Выйдя из гостиницы (тут же на пьяццете), я подхожу к берегу и делаю знак. С радостным воем гондольер прыгает в гондолу и, как птица, подлетает ко мне. Сейчас же откуда — то из — за угла дома вылетают: 1) здоровенный парень, роль которого — подсадить меня, поддержав двумя пальцами под локоть; 2) другой здоровенный парень, по профессии придерживатель гондолы у берега какой — то палочкой, — хотя гондола и сама знает, как вести себя в этом случае; 3) нищий, по профессии пожелатель доброго пути, и 4) мальчишка— зритель, который вместе с остальными тремя потребует у вас сольди за то, что вы привлекли этой церемонией его внимание.

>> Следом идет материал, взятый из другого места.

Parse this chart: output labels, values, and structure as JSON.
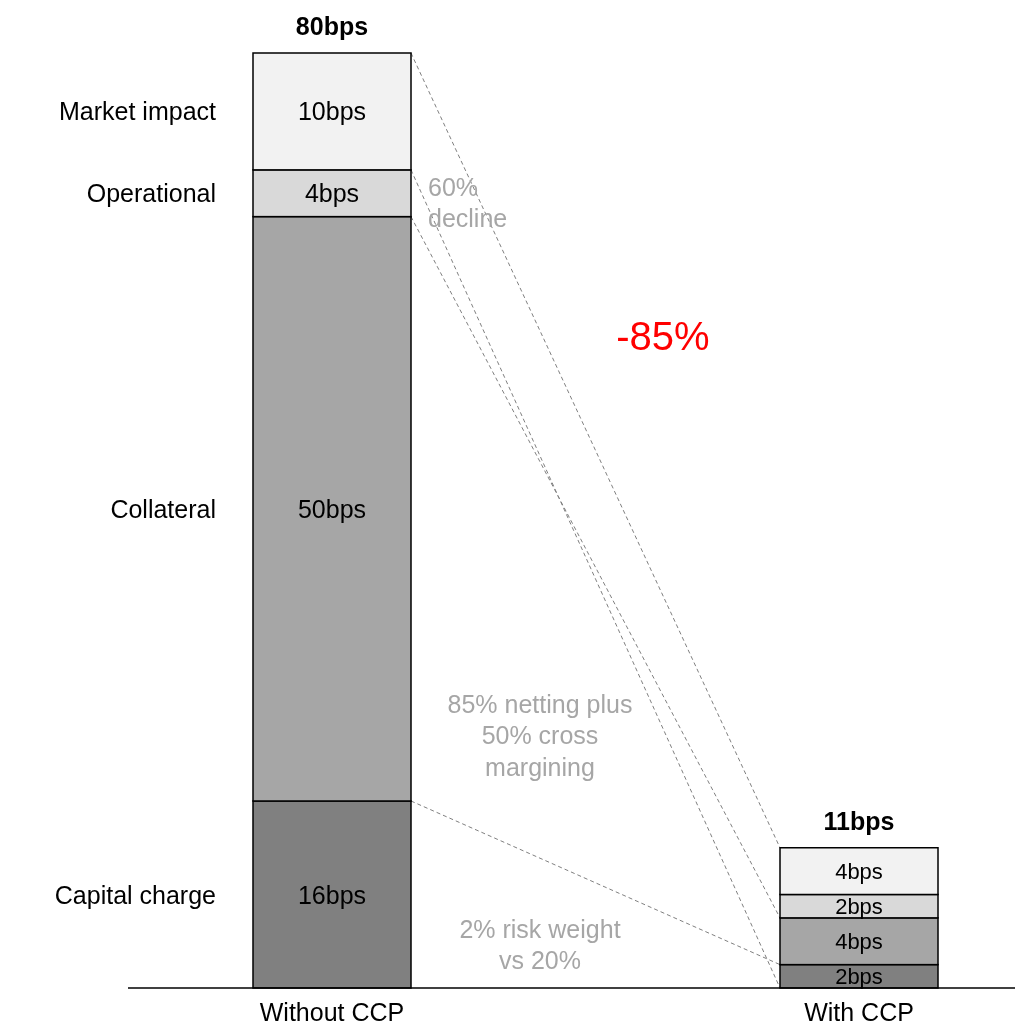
{
  "chart_data": {
    "type": "bar",
    "stacked": true,
    "categories": [
      "Without CCP",
      "With CCP"
    ],
    "legend": false,
    "series": [
      {
        "name": "Capital charge",
        "color": "#808080",
        "values": [
          16,
          2
        ],
        "value_labels": [
          "16bps",
          "2bps"
        ]
      },
      {
        "name": "Collateral",
        "color": "#a6a6a6",
        "values": [
          50,
          4
        ],
        "value_labels": [
          "50bps",
          "4bps"
        ]
      },
      {
        "name": "Operational",
        "color": "#d9d9d9",
        "values": [
          4,
          2
        ],
        "value_labels": [
          "4bps",
          "2bps"
        ]
      },
      {
        "name": "Market impact",
        "color": "#f2f2f2",
        "values": [
          10,
          4
        ],
        "value_labels": [
          "10bps",
          "4bps"
        ]
      }
    ],
    "totals": [
      "80bps",
      "11bps"
    ],
    "annotations": [
      "60% decline",
      "-85%",
      "85% netting plus 50% cross margining",
      "2% risk weight vs 20%"
    ]
  }
}
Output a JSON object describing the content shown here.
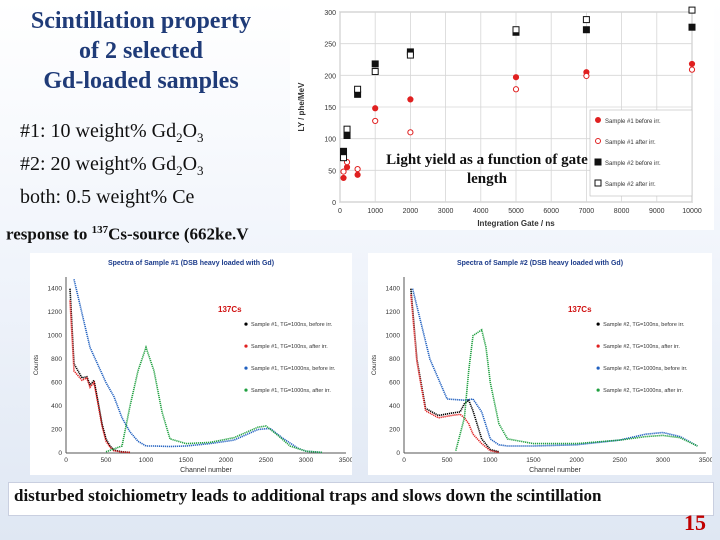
{
  "title": [
    "Scintillation property",
    "of 2 selected",
    "Gd-loaded samples"
  ],
  "samples": [
    {
      "prefix": "#1:   10 weight% Gd",
      "s1": "2",
      "mid": "O",
      "s2": "3"
    },
    {
      "prefix": "#2:   20 weight% Gd",
      "s1": "2",
      "mid": "O",
      "s2": "3"
    },
    {
      "prefix": "both:   0.5 weight%   Ce",
      "s1": "",
      "mid": "",
      "s2": ""
    }
  ],
  "response": {
    "pre": "response to ",
    "sup": "137",
    "post": "Cs-source (662ke.V"
  },
  "caption": "Light yield as a function of gate length",
  "footer": "disturbed stoichiometry leads to additional traps and slows down the scintillation",
  "page_number": "15",
  "chart_data": [
    {
      "type": "scatter",
      "title": "",
      "xlabel": "Integration Gate / ns",
      "ylabel": "LY / phe/MeV",
      "xlim": [
        0,
        10000
      ],
      "ylim": [
        0,
        300
      ],
      "xticks": [
        0,
        1000,
        2000,
        3000,
        4000,
        5000,
        6000,
        7000,
        8000,
        9000,
        10000
      ],
      "yticks": [
        0,
        50,
        100,
        150,
        200,
        250,
        300
      ],
      "grid": true,
      "legend_position": "right",
      "series": [
        {
          "name": "Sample #1 before irr.",
          "color": "#e02020",
          "marker": "filled-circle",
          "x": [
            100,
            200,
            500,
            1000,
            2000,
            5000,
            7000,
            10000
          ],
          "y": [
            38,
            55,
            43,
            148,
            162,
            197,
            205,
            218
          ]
        },
        {
          "name": "Sample #1 after irr.",
          "color": "#e02020",
          "marker": "open-circle",
          "x": [
            100,
            200,
            500,
            1000,
            2000,
            5000,
            7000,
            10000
          ],
          "y": [
            48,
            63,
            52,
            128,
            110,
            178,
            199,
            209
          ]
        },
        {
          "name": "Sample #2 before irr.",
          "color": "#111111",
          "marker": "filled-square",
          "x": [
            100,
            200,
            500,
            1000,
            2000,
            5000,
            7000,
            10000
          ],
          "y": [
            80,
            105,
            170,
            218,
            237,
            268,
            272,
            276
          ]
        },
        {
          "name": "Sample #2 after irr.",
          "color": "#111111",
          "marker": "open-square",
          "x": [
            100,
            200,
            500,
            1000,
            2000,
            5000,
            7000,
            10000
          ],
          "y": [
            70,
            115,
            178,
            206,
            232,
            272,
            288,
            303
          ]
        }
      ]
    },
    {
      "type": "line",
      "title": "Spectra of Sample #1 (DSB heavy loaded with Gd)",
      "annotation": "137Cs",
      "xlabel": "Channel number",
      "ylabel": "Counts",
      "xlim": [
        0,
        3500
      ],
      "ylim": [
        0,
        1500
      ],
      "xticks": [
        0,
        500,
        1000,
        1500,
        2000,
        2500,
        3000,
        3500
      ],
      "yticks": [
        0,
        200,
        400,
        600,
        800,
        1000,
        1200,
        1400
      ],
      "legend_position": "right",
      "series": [
        {
          "name": "Sample #1, TG=100ns, before irr.",
          "color": "#000000",
          "x": [
            50,
            100,
            200,
            260,
            300,
            350,
            400,
            450,
            500,
            550,
            600,
            700,
            800
          ],
          "y": [
            1400,
            760,
            640,
            650,
            580,
            620,
            440,
            250,
            120,
            60,
            25,
            10,
            5
          ]
        },
        {
          "name": "Sample #1, TG=100ns, after irr.",
          "color": "#e02020",
          "x": [
            50,
            100,
            200,
            260,
            300,
            350,
            400,
            450,
            500,
            550,
            600,
            700,
            800
          ],
          "y": [
            1300,
            700,
            620,
            640,
            560,
            600,
            420,
            230,
            100,
            50,
            20,
            8,
            5
          ]
        },
        {
          "name": "Sample #1, TG=1000ns, before irr.",
          "color": "#2060c0",
          "x": [
            100,
            300,
            500,
            600,
            700,
            800,
            900,
            1000,
            1100,
            1300,
            1500,
            1800,
            2100,
            2400,
            2550,
            2700,
            2900,
            3000,
            3200
          ],
          "y": [
            1480,
            900,
            600,
            480,
            300,
            180,
            100,
            60,
            60,
            55,
            60,
            80,
            110,
            200,
            210,
            130,
            40,
            15,
            5
          ]
        },
        {
          "name": "Sample #1, TG=1000ns, after irr.",
          "color": "#20a040",
          "x": [
            500,
            700,
            800,
            900,
            1000,
            1100,
            1200,
            1300,
            1500,
            1800,
            2100,
            2400,
            2500,
            2650,
            2800,
            3000,
            3200
          ],
          "y": [
            10,
            60,
            400,
            700,
            900,
            700,
            350,
            120,
            80,
            90,
            130,
            220,
            230,
            150,
            60,
            15,
            5
          ]
        }
      ]
    },
    {
      "type": "line",
      "title": "Spectra of Sample #2 (DSB heavy loaded with Gd)",
      "annotation": "137Cs",
      "xlabel": "Channel number",
      "ylabel": "Counts",
      "xlim": [
        0,
        3500
      ],
      "ylim": [
        0,
        1500
      ],
      "xticks": [
        0,
        500,
        1000,
        1500,
        2000,
        2500,
        3000,
        3500
      ],
      "yticks": [
        0,
        200,
        400,
        600,
        800,
        1000,
        1200,
        1400
      ],
      "legend_position": "right",
      "series": [
        {
          "name": "Sample #2, TG=100ns, before irr.",
          "color": "#000000",
          "x": [
            80,
            150,
            250,
            400,
            550,
            650,
            700,
            750,
            800,
            900,
            1000,
            1100
          ],
          "y": [
            1400,
            800,
            380,
            320,
            340,
            350,
            420,
            450,
            360,
            120,
            30,
            10
          ]
        },
        {
          "name": "Sample #2, TG=100ns, after irr.",
          "color": "#e02020",
          "x": [
            80,
            150,
            250,
            400,
            550,
            650,
            700,
            750,
            800,
            900,
            1000,
            1100
          ],
          "y": [
            1350,
            780,
            360,
            300,
            320,
            330,
            300,
            250,
            160,
            80,
            20,
            5
          ]
        },
        {
          "name": "Sample #2, TG=1000ns, before irr.",
          "color": "#2060c0",
          "x": [
            100,
            300,
            500,
            700,
            800,
            900,
            1000,
            1100,
            1200,
            1500,
            2000,
            2500,
            2800,
            3000,
            3200,
            3400
          ],
          "y": [
            1400,
            800,
            460,
            450,
            460,
            350,
            120,
            70,
            60,
            60,
            70,
            110,
            160,
            175,
            140,
            60
          ]
        },
        {
          "name": "Sample #2, TG=1000ns, after irr.",
          "color": "#20a040",
          "x": [
            600,
            700,
            750,
            800,
            900,
            950,
            1000,
            1100,
            1200,
            1500,
            2000,
            2500,
            2800,
            3000,
            3200,
            3400
          ],
          "y": [
            20,
            300,
            700,
            1000,
            1050,
            900,
            600,
            250,
            120,
            80,
            80,
            110,
            140,
            150,
            130,
            60
          ]
        }
      ]
    }
  ]
}
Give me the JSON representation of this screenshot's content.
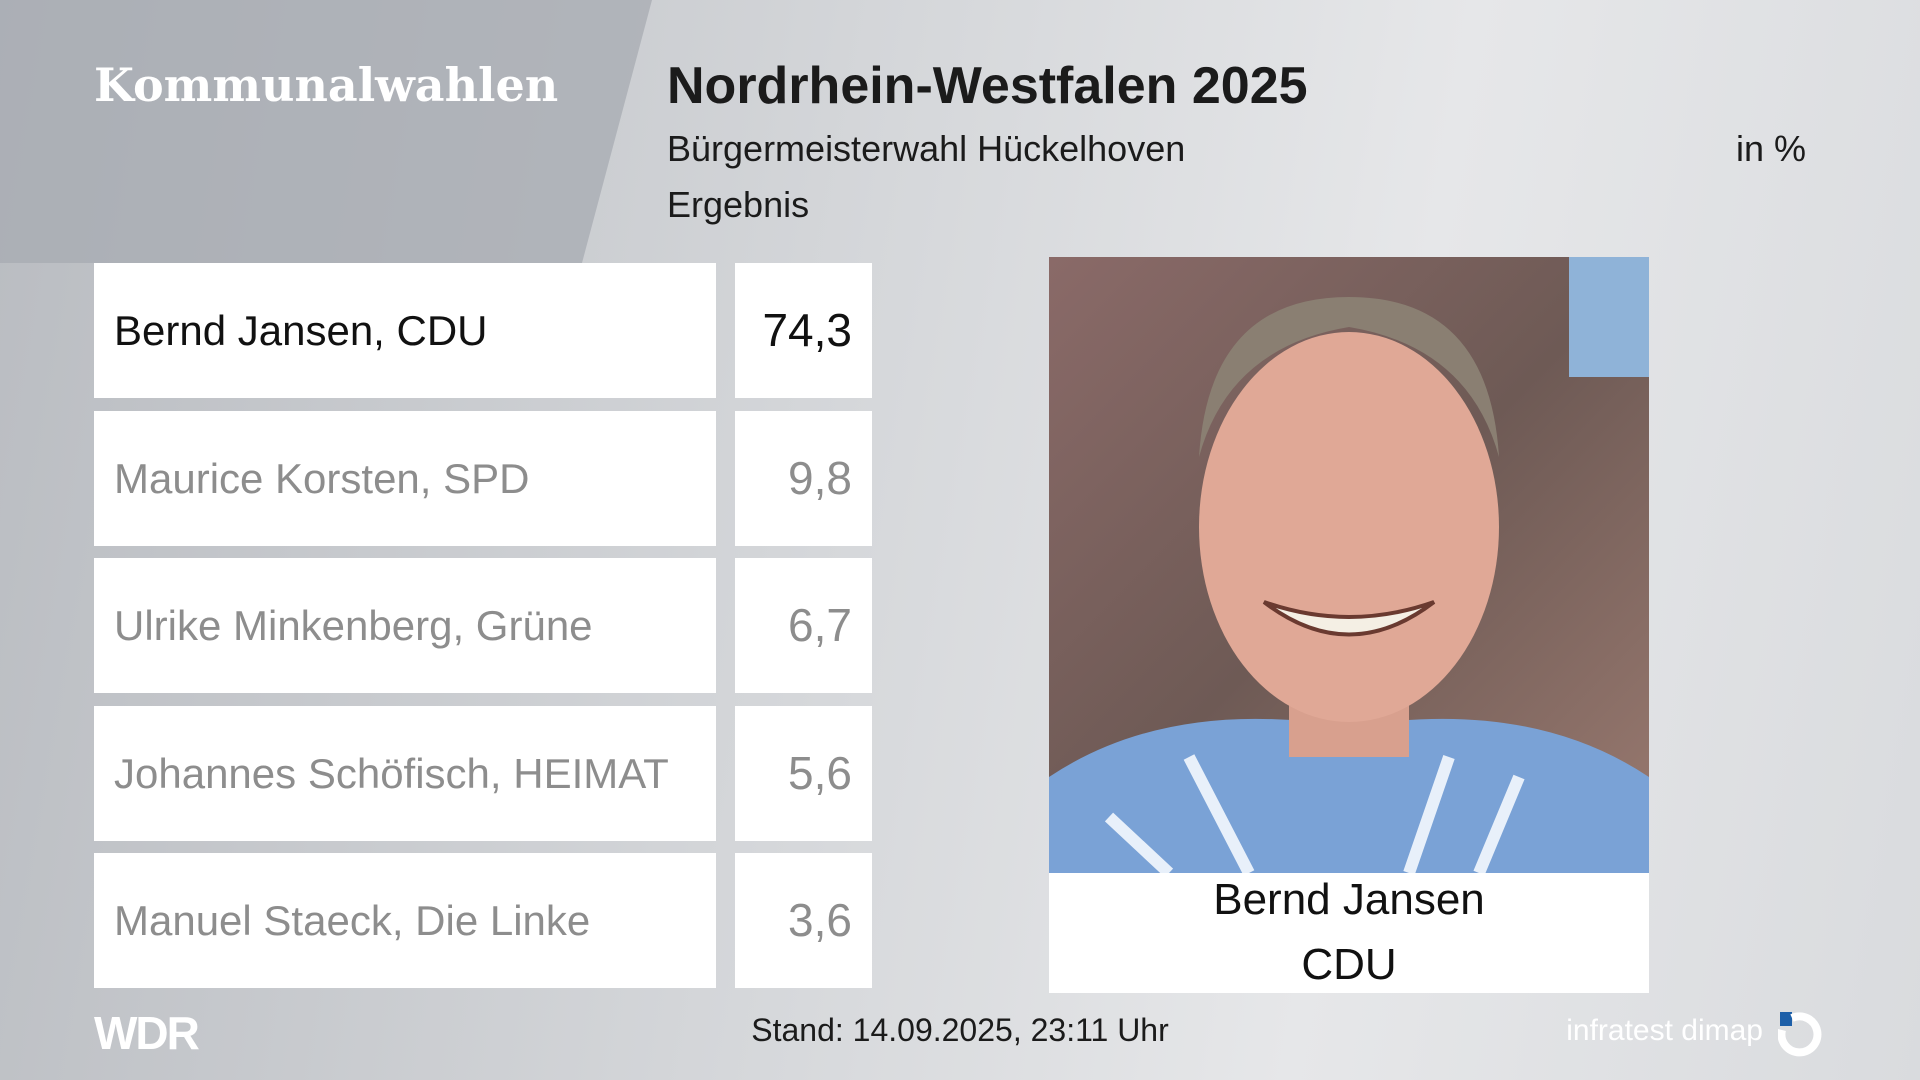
{
  "header": {
    "section": "Kommunalwahlen",
    "title": "Nordrhein-Westfalen 2025",
    "subtitle": "Bürgermeisterwahl Hückelhoven",
    "unit": "in %",
    "label": "Ergebnis"
  },
  "table": {
    "rows": [
      [
        "Bernd Jansen, CDU",
        "74,3"
      ],
      [
        "Maurice Korsten, SPD",
        "9,8"
      ],
      [
        "Ulrike Minkenberg, Grüne",
        "6,7"
      ],
      [
        "Johannes Schöfisch, HEIMAT",
        "5,6"
      ],
      [
        "Manuel Staeck, Die Linke",
        "3,6"
      ]
    ]
  },
  "photo": {
    "name": "Bernd Jansen",
    "party": "CDU"
  },
  "footer": {
    "broadcaster": "WDR",
    "timestamp": "Stand: 14.09.2025, 23:11 Uhr",
    "source": "infratest dimap"
  }
}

Я сажусь; поднимается радостный вой, маханье шапками и пожелания счастья, будто бы я уезжаю в Африку охотиться на слонов, а не в ресторанчик через две улицы.
При этом все изнемогают от работы: парень, который подсаживал меня двумя пальцами, утирает пот с лица, охает и, тяжело дыша, придерживает рукой готовое разорваться сердце; парень, уцепившийся тоненькой палочкой за борт гондолы, стонет от натуги, кряхтит и всем своим видом показывает, что если в Италии и существуют каторжные работы, то только здесь, в этом месте; нищий желает вам таких благ и рассыпается в таких изысканных комплиментах, что не дать ему — преступно; а ротозей — мальчишка вдруг бросается в самую средину этого каторжного труда и немедленно принимает в нем деятельное участие: поддерживает под локоть того парня, который поддерживал меня.
Если вдумаешься в происшествие, то только всего и случилось, что я сел в лодку… Но сколько потрачено энергии, слов, споров, советов и пожеланий. Четыре руки с четырьмя шляпами протягиваются ко мне, и четверо тружеников, получив деньги, дают клятвенное уверение, что теперь, после моего благородного поступка, обо мне позаботятся и святая Мария, и Петр, и Варфоломей!
Я говорю гондольеру адрес, мы отчаливаем, тихо скользим по густой воде и, после получасовой езды, подплываем к самому ресторану Кто — то на берегу приветствует меня радостными кликами. Кто это? Ба! Уже знакомые мне: при— держиватель гондолы, подсаживатель под руку, пожелатель счастья и мальчишка поддерживатель поддерживателя под руку.
Они объясняют мне, что слышали сказанный мною гондольеру адрес и почли долгом прийти сюда, чтобы не оставить доброго синьора в безвыходном положении. Опять кипит работа: один придерживает гондолу, другой суетливо призывает благословение на мою голову, третий меня придерживает под руку, а четвертый поддерживает третьего.
Милая, голодная, веселая, мелкожульническая и бесконечно красивая даже в этом жульничестве Италия!
Нас обманывали на каждом шагу, но так мелко, так дешево, что мы только посмеивались.
У собора св. Марка целая туча гидов. Показывают собор, показывают могилу какого — то знаменитого дожа, настолько знаменитого, что потом в каждой церкви нам показывали могилу, где лежали настоящие, подлинные останки этого удивительного дожа.